決算:JPM 2024Q1

決算

JPモルガン(ティッカー:$JPM)の2024年度第1四半期決算についてまとめます

finviz dynamic chart for JPM

決算概要

アナリスト予想平均と結果の比較をまとめます。

結果予想判定
EPS$4.44$4.17
売上高$41.93B
(YoY +9.3%)
$41.69B

業績ハイライト

連結業績

  • 当期純利益は前年同期比で134億ドル、EPS4.44ドル、ROTCEは21%
  • 連結ベースの収益は前年同期比4%増の425億ドル
  • 連結経費は前年同期比9%増の220億ドル。

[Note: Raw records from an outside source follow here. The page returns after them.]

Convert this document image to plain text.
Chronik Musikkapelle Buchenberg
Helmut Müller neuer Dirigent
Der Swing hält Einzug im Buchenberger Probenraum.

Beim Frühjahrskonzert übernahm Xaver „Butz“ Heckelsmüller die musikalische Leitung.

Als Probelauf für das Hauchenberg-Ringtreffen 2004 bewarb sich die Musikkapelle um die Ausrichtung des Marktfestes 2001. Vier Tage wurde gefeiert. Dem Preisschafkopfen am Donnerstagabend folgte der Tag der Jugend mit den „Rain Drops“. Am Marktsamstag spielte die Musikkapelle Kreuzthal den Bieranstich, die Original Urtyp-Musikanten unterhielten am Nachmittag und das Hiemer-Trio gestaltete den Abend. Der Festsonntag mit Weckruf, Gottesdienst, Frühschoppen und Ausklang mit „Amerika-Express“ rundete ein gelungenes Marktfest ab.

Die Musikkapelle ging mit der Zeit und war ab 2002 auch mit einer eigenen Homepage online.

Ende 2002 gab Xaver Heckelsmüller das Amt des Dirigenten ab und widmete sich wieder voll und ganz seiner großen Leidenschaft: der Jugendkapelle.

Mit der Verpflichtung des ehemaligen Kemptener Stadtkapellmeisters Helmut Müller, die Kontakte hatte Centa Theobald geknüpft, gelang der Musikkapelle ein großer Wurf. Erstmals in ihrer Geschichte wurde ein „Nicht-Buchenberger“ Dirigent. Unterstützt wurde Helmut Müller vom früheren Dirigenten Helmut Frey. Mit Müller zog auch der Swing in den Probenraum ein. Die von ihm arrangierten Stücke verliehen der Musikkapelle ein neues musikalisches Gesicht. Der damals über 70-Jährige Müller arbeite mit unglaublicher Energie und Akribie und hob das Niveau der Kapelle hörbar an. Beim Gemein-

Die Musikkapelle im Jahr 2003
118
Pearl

FDIC特別負担金の増加などが影響
  • 与信関連費用は19億ドル。前年同期からほぼ横ばい

セグメント別の状況

  • コンシューマー・コミュニティ・バンキング(CCB)は、収益が前年同期比1%増、純利益は44億ドル
  • コーポレート・インベストメント・バンク(CIB)は、収益が136億ドル、純利益は48億ドル。投資銀行業務は市場環境改善を追い風に27%増収
  • コマーシャル・バンキング(CB)は、収益が前年同期比3%増の36億ドル、純利益は16億ドル
  • アセット・ウェルス・マネジメント(AWM)は、運用手数料の増加などから収益は5%増。純利益は10億ドル

資本と資産の状況

  • 第1四半期末のCET1比率は15%と高い水準を維持
  • 総資産は4兆900億ドル、預金は4兆ドル超と潤沢な資金力
  • バーゼルIII規制の最終化を見据え、資本を厚めに積み上げる方針

通期見通し

  • 資金利益は、市場金利の動向次第で減少圧力も。通期では890億ドルを見込む
  • 経費は、FDIC特別負担金の影響などで910億ドルに上方修正
  • 与信コストは、クレジットカードのネット・チャージオフ率3.5%以下の前提を据え置き

質疑応答ハイライト

自己資本比率と資本戦略について:

  • 現在の15%のCET1比率はバーゼルIII規制への対応として十分な水準だが、将来的な規制環境の不確実性を考慮し、現時点では資本を積み上げておくことが重要。
  • 将来規制が確定した際に余剰資本が出れば、それを事業拡大や株主還元に振り向ける方針。短期的にも資本を効率的に活用する機会を模索していく。

金利環境と資金利益への影響:

  • 消費者預金は引き続き低金利の当座預金等から高金利のCD等へのシフトが続き、資金利益へのプレッシャーに。
  • 一方、クレジットカードの利用残高増加が資金利益の追い風に。カード債権の伸びに合わせて貸倒引当金の積み増しも見込む。

投資銀行業務について:

  • 株式発行やM&Aは規制環境等の不透明感から低調だが、企業との対話やパイプラインに改善の兆し。今後数年かけて業界ウォレットの回復を見込む。
  • 個人富裕層向けの資産運用は好調が続き、手数料収入を支えている。

経済環境とクレジットコストについて:

  • 消費者の財務状況は概ね健全だが、一部の低所得層で支出抑制の動きあり。
  • クレジットコストは正常化が続くが、現時点では懸念材料というよりは想定の範囲内。

不透明な事業環境への対応:

  • 地政学リスクなどから不透明感が強いが、グローバルでの事業展開を通じてリスク分散を図る。
  • 短期的な事業環境悪化を理由に、長期的な戦略投資を手控えることはしない方針。

ファーストリパブリック銀行の買収について:

  • 当初想定を上回る好業績。統合費用も想定を下回る可能性。
  • 今後もコスト削減を進め、シナジー効果の実現を目指す。